The friends-to-lovers trope is a popular choice for romance authors, but Hunter offers a fresh take on it in His Wicked Reputation, the first book in her Wicked Trilogy about three brothers, each with his own brand of wickedness. The chemistry between Gareth and Eva is almost palpable from their first meeting, and few readers will doubt that the two will become lovers. More remarkable to me was the friendship that began before their physical relationship was consummated and continued to develop while they were lovers. They share confidences and they laugh together. At one point, Gareth says to Eva, “I am your friend Gareth, who has seen you half-naked.” This is true not only literally but also metaphorically because he has seen her both partially unclothed and emotionally exposed. Gareth sees in her a beauty more subtle but no less real that Rebecca’s more conventional beauty. He values Eva’s strength and her tenacity, and when circumstances encourage him to doubt her integrity, he trusts her. Eva instinctively knows that Gareth is trustworthy. She turns to him when she feels physically threatened, and he is the only one who understands what her art means to her. My favorite line is this one from Eva: “Whoever would have guessed that in seeking a few moments of wicked pleasure, I would find such a good friend.”

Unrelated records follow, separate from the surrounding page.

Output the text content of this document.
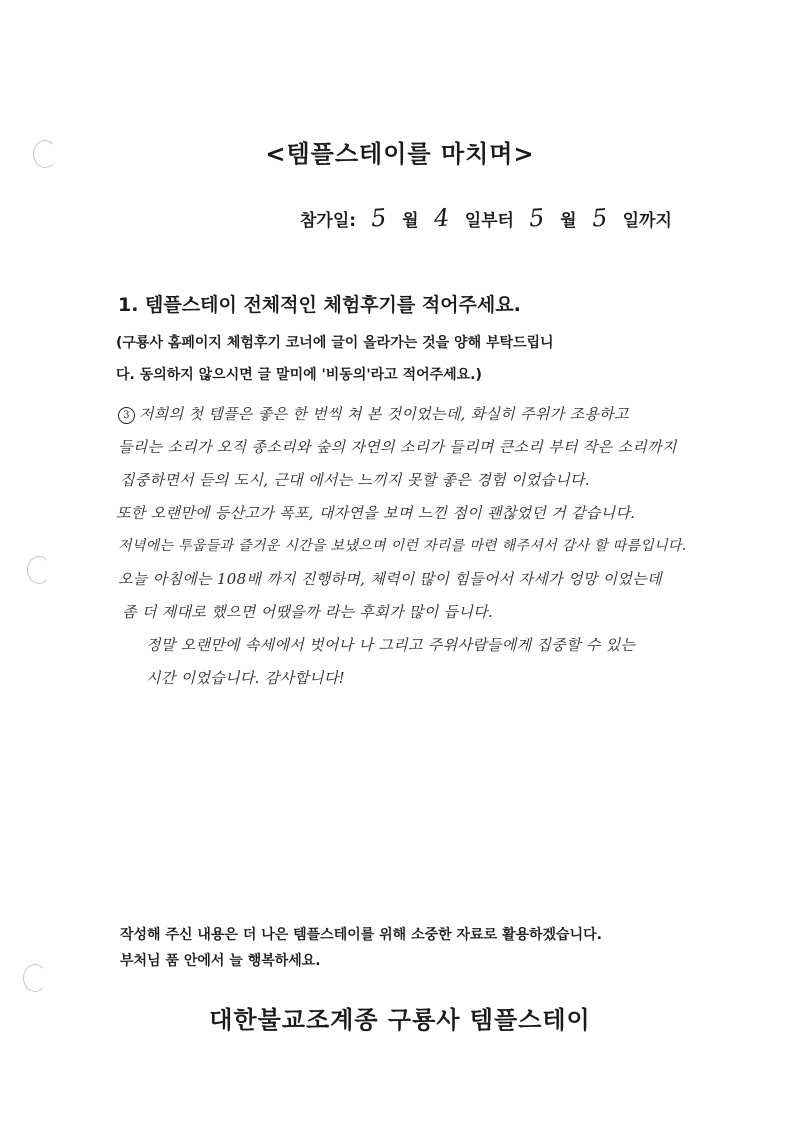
<템플스테이를 마치며>
참가일: 5 월 4 일부터 5 월 5 일까지
1. 템플스테이 전체적인 체험후기를 적어주세요.
(구룡사 홈페이지 체험후기 코너에 글이 올라가는 것을 양해 부탁드립니
다. 동의하지 않으시면 글 말미에 '비동의'라고 적어주세요.)
3 저희의 첫 템플은 좋은 한 번씩 쳐 본 것이었는데, 화실히 주위가 조용하고
들리는 소리가 오직 종소리와 숲의 자연의 소리가 들리며 큰소리 부터 작은 소리까지
집중하면서 듣의 도시, 근대 에서는 느끼지 못할 좋은 경험 이었습니다.
또한 오랜만에 등산고가 폭포, 대자연을 보며 느낀 점이 괜찮었던 거 같습니다.
저녁에는 투웁들과 즐거운 시간을 보냈으며 이런 자리를 마련 해주셔서 감사 할 따름입니다.
오늘 아침에는 108배 까지 진행하며, 체력이 많이 힘들어서 자세가 엉망 이었는데
좀 더 제대로 했으면 어땠을까 라는 후회가 많이 듭니다.
정말 오랜만에 속세에서 벗어나 나 그리고 주위사람들에게 집중할 수 있는
시간 이었습니다. 감사합니다!
작성해 주신 내용은 더 나은 템플스테이를 위해 소중한 자료로 활용하겠습니다.
부처님 품 안에서 늘 행복하세요.
대한불교조계종 구룡사 템플스테이
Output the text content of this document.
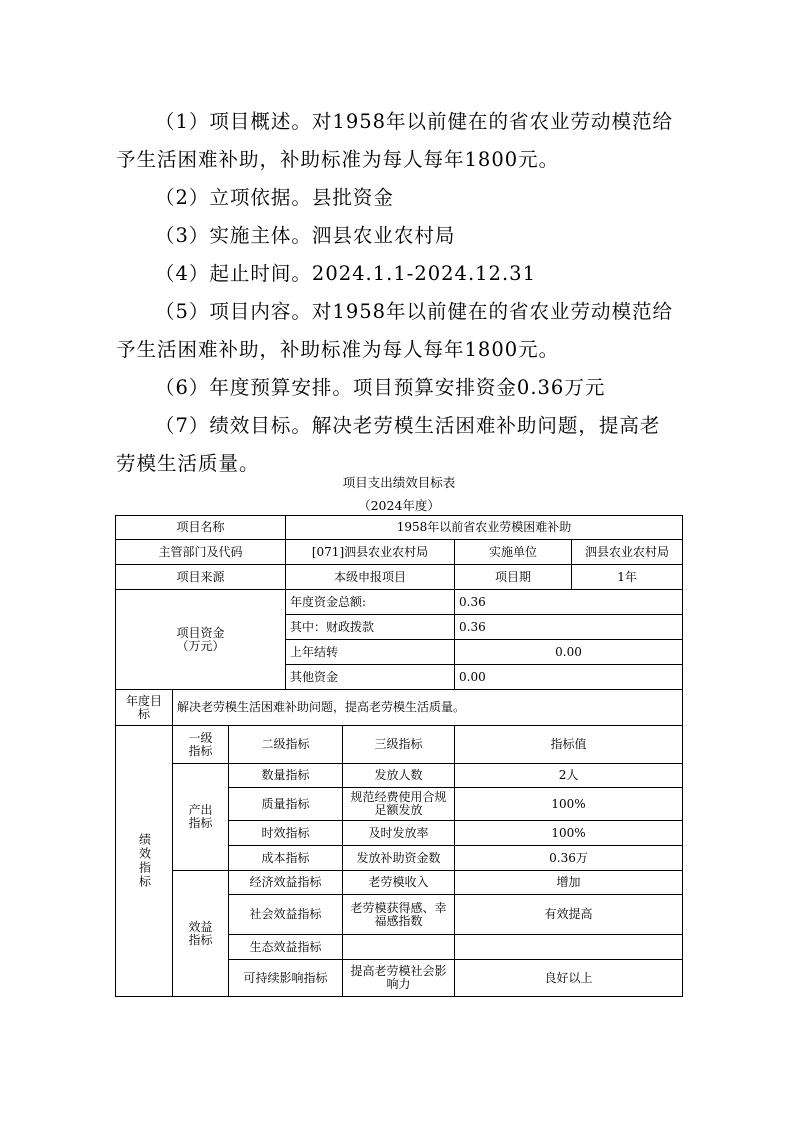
（1）项目概述。对1958年以前健在的省农业劳动模范给
予生活困难补助，补助标准为每人每年1800元。
（2）立项依据。县批资金
（3）实施主体。泗县农业农村局
（4）起止时间。2024.1.1-2024.12.31
（5）项目内容。对1958年以前健在的省农业劳动模范给
予生活困难补助，补助标准为每人每年1800元。
（6）年度预算安排。项目预算安排资金0.36万元
（7）绩效目标。解决老劳模生活困难补助问题，提高老
劳模生活质量。
项目支出绩效目标表
（2024年度）
项目名称			1958年以前省农业劳模困难补助			
主管部门及代码			[071]泗县农业农村局		实施单位	泗县农业农村局
项目来源			本级申报项目		项目期	1年

项目资金
（万元）			年度资金总额:		0.36	
			其中：财政拨款		0.36	
			上年结转		0.00	
			其他资金		0.00	
年度目标	解决老劳模生活困难补助问题，提高老劳模生活质量。					
绩效指标	一级指标	二级指标		三级指标	指标值	
	产出指标	数量指标		发放人数	2人	
		质量指标		规范经费使用合规足额发放	100%	
		时效指标		及时发放率	100%	
		成本指标		发放补助资金数	0.36万	
	效益指标	经济效益指标		老劳模收入	增加	
		社会效益指标		老劳模获得感、幸福感指数	有效提高	
		生态效益指标				
		可持续影响指标		提高老劳模社会影响力	良好以上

His Wicked Reputation is also an intelligent romance. I don’t know if the art theft Ives and Gareth investigate is based on historical fact, but it feels real. The mystery is engaging without detracting from the romance. Enough of it is resolved to give the reader a satisfying sense of questions answered and justice administered, and yet sufficient pieces of the puzzle remain missing to propel the reader into the next book.
Hunter also shows the reader the role property played in the English social system of the period. The fact that Gareth’s father left his bastard son property in a codicil to his will beyond the provision required by his arrangement with Gareth’s mother reveals much about the relationship between the two. The value the lodge holds for Gareth is far more than its actual monetary worth or even its sentimental value. Inheriting land from his father gives him and his descendants a new standing. It is interesting that Gareth gives the lodge his mother’s name even though his mother, a butler’s daughter with no aspiration to own land, has no understanding of what the lodge means to her son. Eva, on the other hand, with her attachment to her family home, fully understands what Albany Lodge represents to Gareth. Property even plays into the characterization of very minor characters, from the Duke of Devonshire with his vast holdings to the newly wealthy industrialists who are buying land in Langdon’s End.
If you like smart, sexy historical romance novels, I definitely recommend this one. I’ve added it to a keeper shelf, and I’m saving space for Ives’s story, Tall, Dark, and Wicked, which is scheduled for release on October 6.